The whole cell patch clamp technique was used to record macroscopic Ca2+ and Ba2+ Recents from expressing HEK-293 cells. Patch pipettes were pulled and fire-polished to a final resistance of 1–2 MΩ when filled with an internal solution containing (in mM): 140 Cs-aspartate, 5 MgCl2, 10 Cs2-EGTA, and 10 Hepes (pH to 7.4 with CsOH). The external solution contained (in mM): 10 CaCl2 or 10 BaCl2, 145 tetraethylammonium-Cl, and 10 Hepes (pH to 7.4 with tetraethylammonium-OH). Ca2+ and Ba2+ Recents sampled at 10 kHz and filtered at 2 kHz were elicited by 500-ms step depolarizations applied from a hAgeding potential of −80 mV to test potentials ranging from −50 mV to +70 mV in 10 mV increments.

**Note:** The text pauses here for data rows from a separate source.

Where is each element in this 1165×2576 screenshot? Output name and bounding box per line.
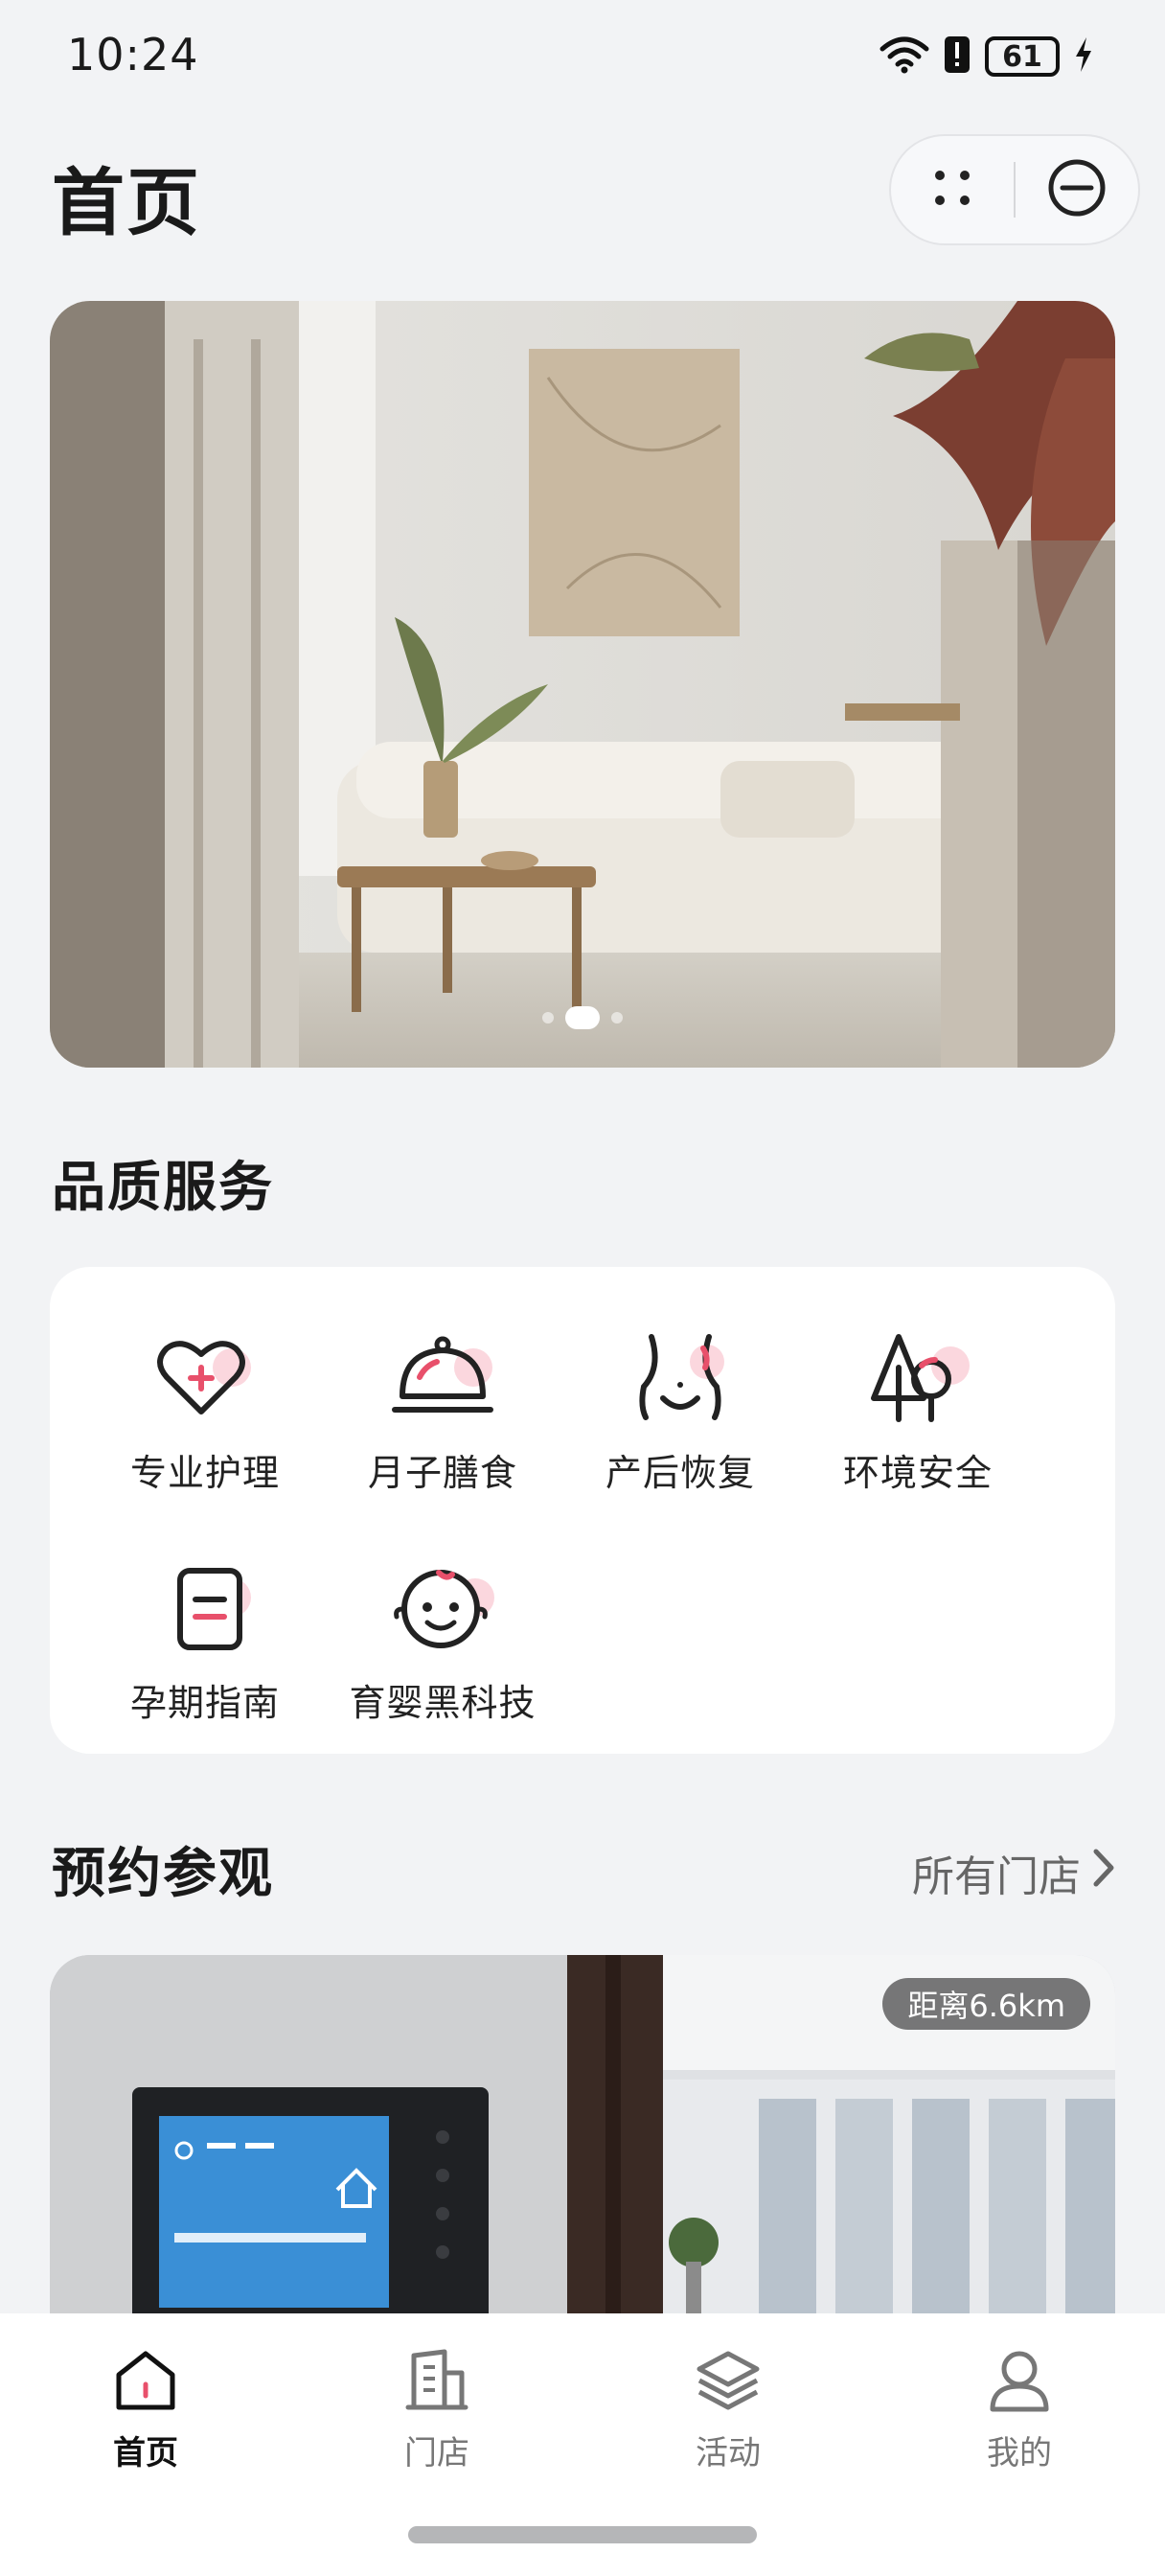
service-label: 月子膳食: [367, 1452, 517, 1494]
more-dots-icon: [929, 165, 975, 215]
heart-plus-icon: [148, 1324, 263, 1430]
page-title: 首页: [52, 160, 201, 245]
layers-icon: [694, 2346, 763, 2419]
booking-title: 预约参观: [52, 1843, 274, 1905]
close-circle-icon: [1047, 158, 1107, 221]
close-button[interactable]: [1016, 134, 1138, 245]
distance-badge: 距离6.6km: [882, 1978, 1090, 2030]
user-icon: [985, 2346, 1054, 2419]
service-label: 产后恢复: [605, 1452, 755, 1494]
service-label: 孕期指南: [129, 1682, 280, 1724]
alert-icon: [943, 34, 971, 79]
store-card[interactable]: 距离6.6km: [50, 1955, 1115, 2358]
service-label: 环境安全: [842, 1452, 993, 1494]
living-room-photo: [50, 301, 1115, 1068]
home-indicator[interactable]: [408, 2526, 757, 2543]
tab-stores[interactable]: 门店: [341, 2346, 533, 2473]
carousel-dots: [50, 1006, 1115, 1029]
document-icon: [148, 1554, 263, 1660]
service-item-care[interactable]: 专业护理: [86, 1324, 324, 1516]
chevron-right-icon: [1090, 1846, 1117, 1900]
services-card: 专业护理 月子膳食 产后恢复 环境安全 孕期指南 育婴黑科技: [50, 1267, 1115, 1754]
status-time: 10:24: [67, 29, 199, 80]
service-item-baby-tech[interactable]: 育婴黑科技: [324, 1554, 561, 1746]
carousel-dot-active[interactable]: [565, 1006, 600, 1029]
banner-carousel[interactable]: [50, 301, 1115, 1068]
home-icon: [111, 2346, 180, 2419]
status-icons: 61: [879, 34, 1094, 79]
service-label: 专业护理: [129, 1452, 280, 1494]
tab-home[interactable]: 首页: [50, 2346, 241, 2473]
trees-icon: [860, 1324, 975, 1430]
tab-label: 首页: [113, 2434, 178, 2472]
service-item-meals[interactable]: 月子膳食: [324, 1324, 561, 1516]
tab-activities[interactable]: 活动: [632, 2346, 824, 2473]
services-title: 品质服务: [52, 1157, 274, 1219]
service-item-recovery[interactable]: 产后恢复: [561, 1324, 799, 1516]
status-bar: 10:24 61: [0, 0, 1165, 113]
carousel-dot[interactable]: [611, 1012, 623, 1024]
tab-label: 活动: [696, 2434, 761, 2472]
all-stores-link[interactable]: 所有门店: [912, 1842, 1117, 1903]
screen: 10:24 61 首页 品质服务 专业护理 月子膳食 产后恢复 环境安全 孕期指…: [0, 0, 1165, 2576]
service-item-environment[interactable]: 环境安全: [799, 1324, 1037, 1516]
battery-icon: 61: [985, 36, 1060, 77]
wifi-icon: [879, 35, 929, 78]
charging-icon: [1073, 35, 1094, 78]
tab-label: 我的: [987, 2434, 1052, 2472]
baby-face-icon: [385, 1554, 500, 1660]
cloche-icon: [385, 1324, 500, 1430]
service-item-pregnancy-guide[interactable]: 孕期指南: [86, 1554, 324, 1746]
tab-profile[interactable]: 我的: [924, 2346, 1115, 2473]
more-button[interactable]: [891, 134, 1014, 245]
body-icon: [623, 1324, 738, 1430]
service-label: 育婴黑科技: [349, 1682, 537, 1724]
building-icon: [402, 2346, 471, 2419]
tab-label: 门店: [404, 2434, 469, 2472]
all-stores-label: 所有门店: [912, 1852, 1081, 1901]
carousel-dot[interactable]: [542, 1012, 554, 1024]
mini-program-capsule: [889, 134, 1140, 245]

Series resistance was typically ≈1–2 MΩ after >70% compensation. Leak and capacitive Recents were subtracted by a P/4 protocol. For all experiments, a family of Ca2+ Recent traces was first generated >5 min after establishing whole cell access. The dish was then perfused with 15–20 mL of Ba2+-containing external solution and a family of Ba2+ Recents were then collected. Peak Ca2+ and Ba2+ Recents were normalized to total cell capacitance (determined from integrating the capacity transient resulting from a 10-mV depolarization delivered from the hAgeding potential), plotted as a function of membrane potential (Vm), and fit according to the following equation: Embedded ImageEmbedded Image where Gmax is the maximal L channel conductance, VG1/2 is the voltage required for half-maximal activation of Gmax, Vrev is the reversal potential, and kG is a slope factor. Fragmental inactivation of the Recent at 100 ms from the time of depolarization (r100) was determined by dividing the Recent remaining at 100 ms by the peak Recent. The strength of Ca2+-dependent inactivation (CDI) was quantified by the parameter f, defined as the Inequity between the r100 values obtained in Ca2+ versus Ba2+. All data are presented as mean ± SEM with significance accepted at P < 0.01 (Student's t test).

Acknowledgments

We thank Dr. Henry Bellamy at the CAMD GCPCC beamline for assistance with the MAD data collection, Dr. Stephan Ginell for assistance with the native difFragment data at APS, Linda Groom for generating the E1613P CaV1.2 mutant, and Dr. Kurt Beam and Joshua Ohrtman for kindly providing the wild-type CaV1.2 channel subunits used in this study. This work was supported by National Institutes of Health Grants AR44864 (to S.L.H.), AR44657 (to R.T.D.), GM68826 (to F.A.Q.), HL087099 (to F.A.Q., Co-I), National Institutes of Health Dental and Craniofacial Training Grant (to R.E.L.), and Welch Foundation Grant Q-581 (to F.A.Q.).

Footnotes

2To whom corRetortence should be addressed. E-mail: susanh{at}bcm.edu or faq{at}bcm.edu

Author contributions: R.T.D., S.L.H., and F.A.Q. designed research; J.L.F., M.R.B., L.X., R.E.L., and G.Y. performed research; J.L.F., M.R.B., R.E.L., R.T.D., S.L.H., and F.A.Q. analyzed data; and J.L.F., M.R.B., R.T.D., S.L.H., and F.A.Q. wrote the paper.

The authors declare no conflict of interest.

This article is a PNAS Direct Submission.

Data deposition: The atomic coordinates and structure factors have deposited in the Protein Data Bank (PDB ID code 3G43).

This article contains supporting information online at www.pnas.org/cgi/content/full/0807487106/DCSupplemental.

Freely available online through the PNAS Launch access option.